A man in the UK is organising Britain’s first small penis party
This lad has some pair of balls on him that’s for sure.
Socialites fond of a night on the town often like to brag about the parties they attend, but we’re not sure there’ll be too many bragging about going to a certain party coming up in the UK next month.
Poet Ant Smith is throwing a ‘Big Small Penis Party’ in London, a party that is open to males and females, but the entry fee for male guests will depend on the size of their, ahem, little man down there.
According to The Mirror, entry to the party will be charged at 50p per inch, with attendees required to disclose the size of their penis on entry.

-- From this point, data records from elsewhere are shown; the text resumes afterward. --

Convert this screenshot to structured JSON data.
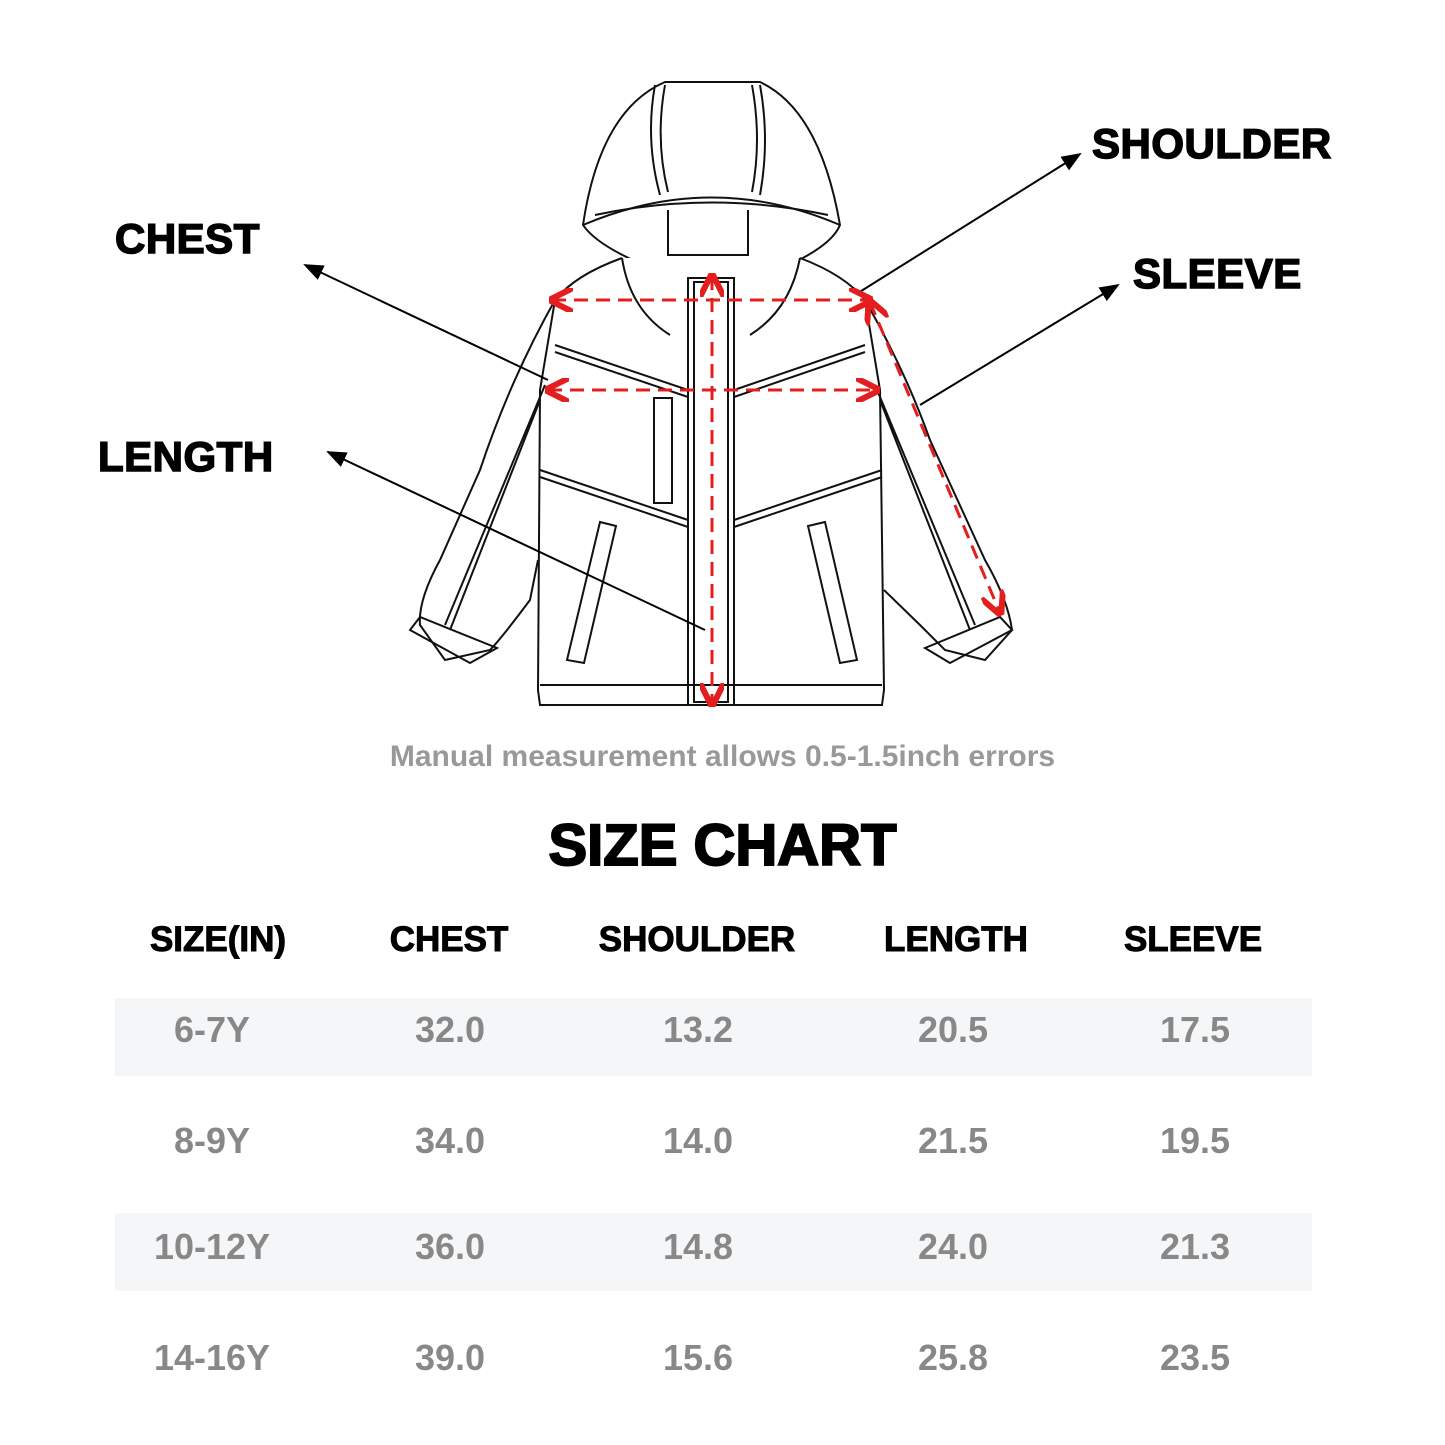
{
  "diagram": {
    "labels": {
      "shoulder": "SHOULDER",
      "chest": "CHEST",
      "sleeve": "SLEEVE",
      "length": "LENGTH"
    },
    "measure_color": "#e41e1e"
  },
  "note": "Manual measurement allows 0.5-1.5inch errors",
  "title": "SIZE CHART",
  "table": {
    "headers": [
      "SIZE(IN)",
      "CHEST",
      "SHOULDER",
      "LENGTH",
      "SLEEVE"
    ],
    "rows": [
      [
        "6-7Y",
        "32.0",
        "13.2",
        "20.5",
        "17.5"
      ],
      [
        "8-9Y",
        "34.0",
        "14.0",
        "21.5",
        "19.5"
      ],
      [
        "10-12Y",
        "36.0",
        "14.8",
        "24.0",
        "21.3"
      ],
      [
        "14-16Y",
        "39.0",
        "15.6",
        "25.8",
        "23.5"
      ]
    ],
    "stripe_color": "#f5f6f8"
  }
}
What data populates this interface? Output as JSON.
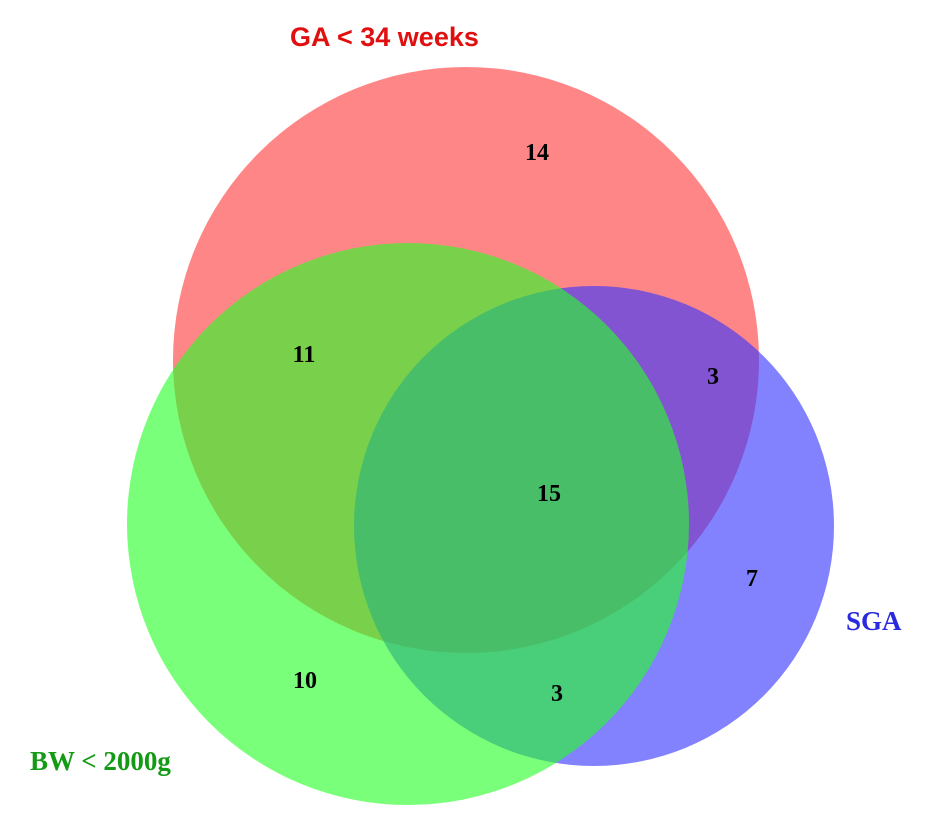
{
  "sets": {
    "ga": {
      "label": "GA < 34 weeks",
      "color": "#ff3b3b"
    },
    "bw": {
      "label": "BW < 2000g",
      "color": "#27ff27"
    },
    "sga": {
      "label": "SGA",
      "color": "#3535ff"
    }
  },
  "regions": {
    "ga_only": "14",
    "ga_bw": "11",
    "ga_sga": "3",
    "all_three": "15",
    "sga_only": "7",
    "bw_only": "10",
    "bw_sga": "3"
  }
}
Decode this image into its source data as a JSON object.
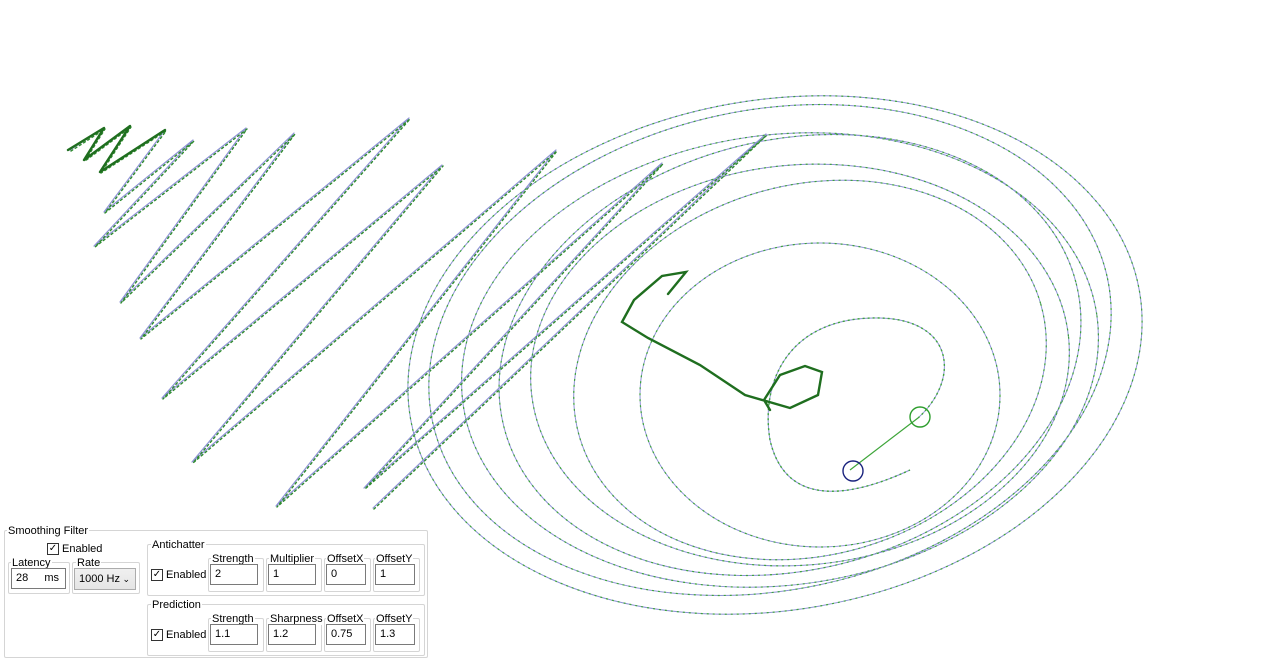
{
  "smoothing": {
    "title": "Smoothing Filter",
    "enabled_label": "Enabled",
    "enabled": true,
    "latency_label": "Latency",
    "latency_value": "28",
    "latency_unit": "ms",
    "rate_label": "Rate",
    "rate_value": "1000 Hz"
  },
  "antichatter": {
    "title": "Antichatter",
    "enabled_label": "Enabled",
    "enabled": true,
    "strength_label": "Strength",
    "strength_value": "2",
    "multiplier_label": "Multiplier",
    "multiplier_value": "1",
    "offsetx_label": "OffsetX",
    "offsetx_value": "0",
    "offsety_label": "OffsetY",
    "offsety_value": "1"
  },
  "prediction": {
    "title": "Prediction",
    "enabled_label": "Enabled",
    "enabled": true,
    "strength_label": "Strength",
    "strength_value": "1.1",
    "sharpness_label": "Sharpness",
    "sharpness_value": "1.2",
    "offsetx_label": "OffsetX",
    "offsetx_value": "0.75",
    "offsety_label": "OffsetY",
    "offsety_value": "1.3"
  },
  "colors": {
    "raw_path": "#8f93d6",
    "smoothed_path": "#3ea53a",
    "raw_cursor": "#1a237e",
    "smoothed_cursor": "#2e9e2e"
  },
  "icons": {
    "check": "check-icon",
    "dropdown": "chevron-down-icon"
  }
}
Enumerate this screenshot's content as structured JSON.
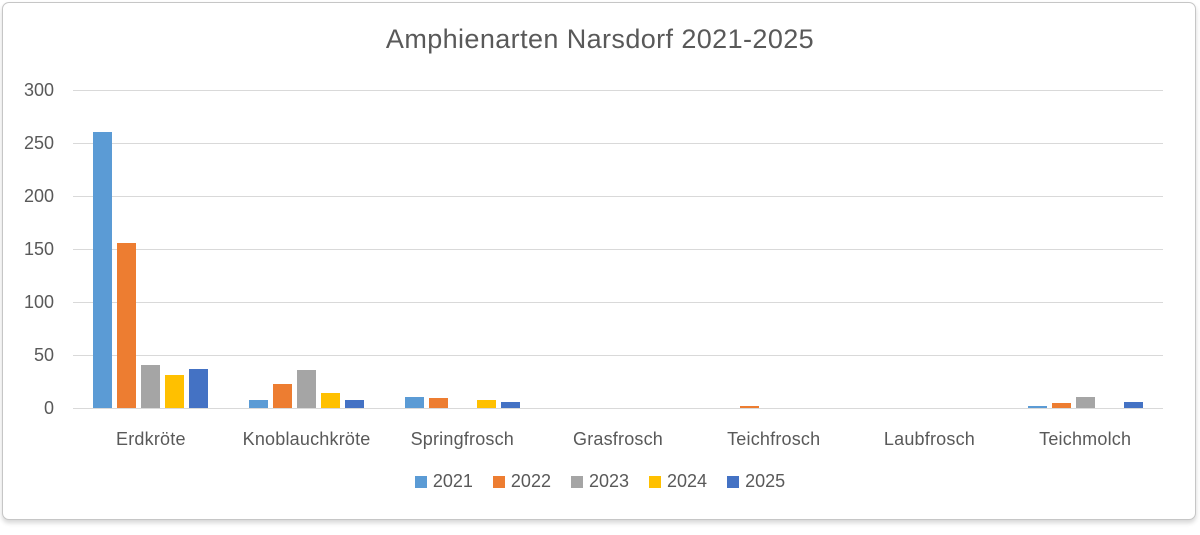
{
  "chart_data": {
    "type": "bar",
    "title": "Amphienarten Narsdorf 2021-2025",
    "categories": [
      "Erdkröte",
      "Knoblauchkröte",
      "Springfrosch",
      "Grasfrosch",
      "Teichfrosch",
      "Laubfrosch",
      "Teichmolch"
    ],
    "series": [
      {
        "name": "2021",
        "color": "#5B9BD5",
        "values": [
          260,
          8,
          10,
          0,
          0,
          0,
          2
        ]
      },
      {
        "name": "2022",
        "color": "#ED7D31",
        "values": [
          156,
          23,
          9,
          0,
          2,
          0,
          5
        ]
      },
      {
        "name": "2023",
        "color": "#A5A5A5",
        "values": [
          41,
          36,
          0,
          0,
          0,
          0,
          10
        ]
      },
      {
        "name": "2024",
        "color": "#FFC000",
        "values": [
          31,
          14,
          8,
          0,
          0,
          0,
          0
        ]
      },
      {
        "name": "2025",
        "color": "#4472C4",
        "values": [
          37,
          8,
          6,
          0,
          0,
          0,
          6
        ]
      }
    ],
    "xlabel": "",
    "ylabel": "",
    "ylim": [
      0,
      300
    ],
    "yticks": [
      0,
      50,
      100,
      150,
      200,
      250,
      300
    ],
    "grid": true,
    "legend_position": "bottom"
  },
  "colors": {
    "text": "#595959",
    "gridline": "#D9D9D9",
    "panel_border": "#C6C6C6",
    "background": "#FFFFFF"
  }
}
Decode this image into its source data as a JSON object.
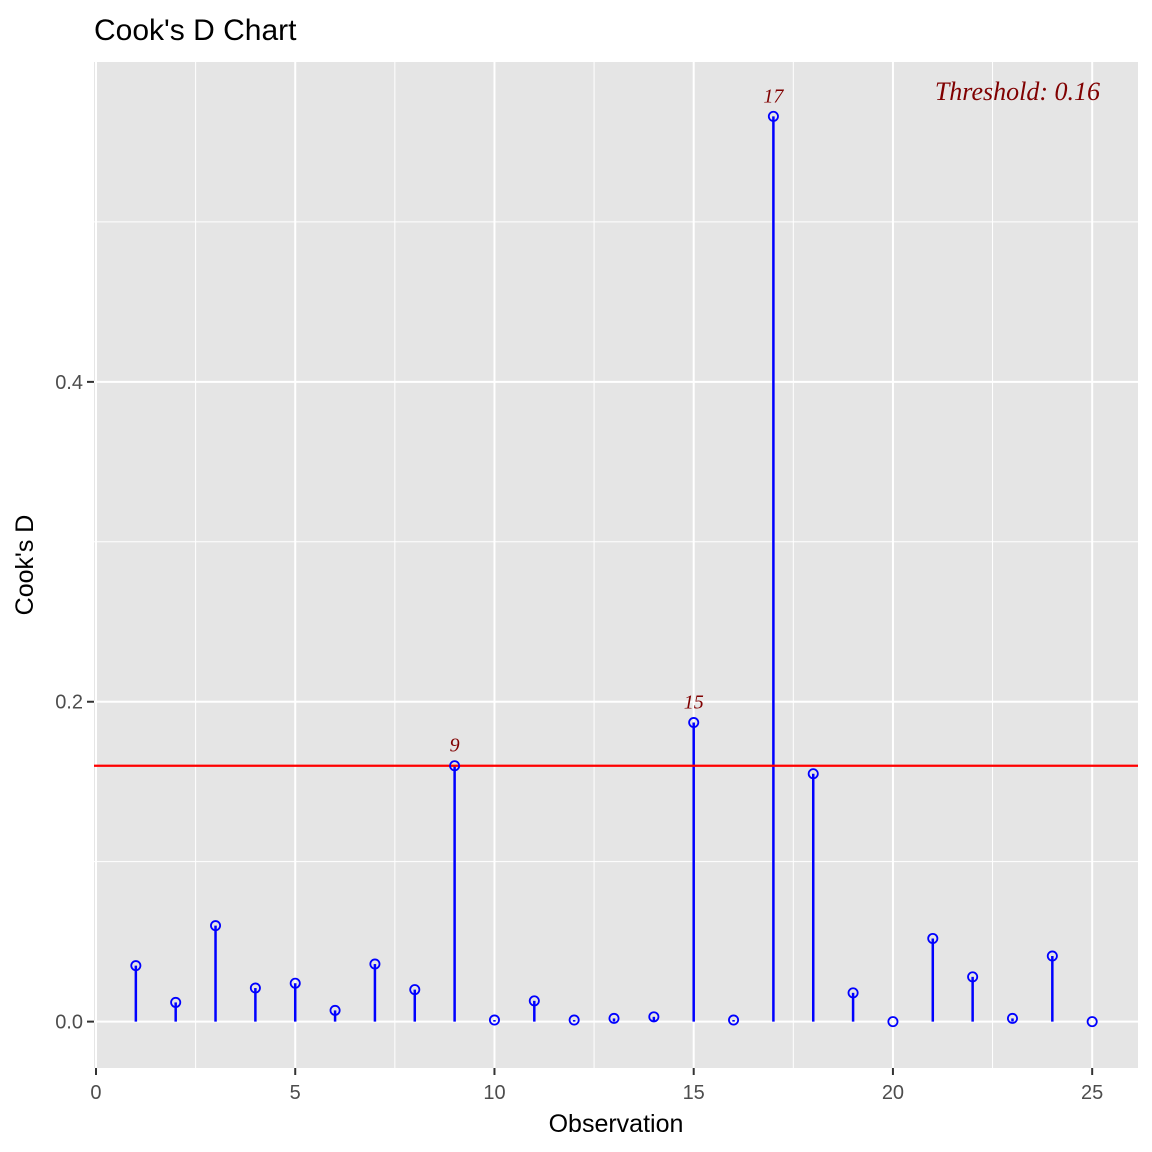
{
  "chart_data": {
    "type": "scatter",
    "subtype": "lollipop",
    "title": "Cook's D Chart",
    "xlabel": "Observation",
    "ylabel": "Cook's D",
    "x_ticks": [
      0,
      5,
      10,
      15,
      20,
      25
    ],
    "y_ticks": [
      "0.0",
      "0.2",
      "0.4"
    ],
    "y_tick_values": [
      0.0,
      0.2,
      0.4
    ],
    "xlim": [
      -0.05,
      26.15
    ],
    "ylim": [
      -0.029,
      0.6
    ],
    "grid": true,
    "series": [
      {
        "x": [
          1,
          2,
          3,
          4,
          5,
          6,
          7,
          8,
          9,
          10,
          11,
          12,
          13,
          14,
          15,
          16,
          17,
          18,
          19,
          20,
          21,
          22,
          23,
          24,
          25
        ],
        "y": [
          0.035,
          0.012,
          0.06,
          0.021,
          0.024,
          0.007,
          0.036,
          0.02,
          0.16,
          0.001,
          0.013,
          0.001,
          0.002,
          0.003,
          0.187,
          0.001,
          0.566,
          0.155,
          0.018,
          0.0,
          0.052,
          0.028,
          0.002,
          0.041,
          0.0
        ]
      }
    ],
    "threshold": 0.16,
    "threshold_label": "Threshold: 0.16",
    "labeled_points": [
      {
        "x": 9,
        "label": "9"
      },
      {
        "x": 15,
        "label": "15"
      },
      {
        "x": 17,
        "label": "17"
      }
    ],
    "colors": {
      "panel": "#e5e5e5",
      "grid": "#ffffff",
      "points": "#0000ff",
      "threshold": "#ff0000",
      "labels": "#800000"
    }
  }
}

The effect of this is two-fold in that partygoers exaggerating about their reproductive organ will have to cough up more cash, whereas those trying to get in on the cheap will have to admit to having a tiny member.
It’s not going to make much of a difference either way because with the size of an average male penis being five to six inches, most men attending the party will get in for £3 or less.
Talk about bang for your buck!
It also begs the question, do women get in for free?
“For too long, men who perceive their penises to be small have been made to feel inadequate,” Smith is quoted as saying in The Mirror.
“It’s time to stand up and say there’s nothing wrong with having a little nob.”
Comedians, nude poets, musicians and rappers have already been lined up to perform at the event, which will take place at The Rhythm Factory in Whitechapel in London on March 7
“It’s an open invite to everybody, male or female, Smith added.
“We’ve all been touched by a small penis in our lifetime, now’s the time to give something back.”
Will they be rocking out with their cocks out? We’ll get our coats.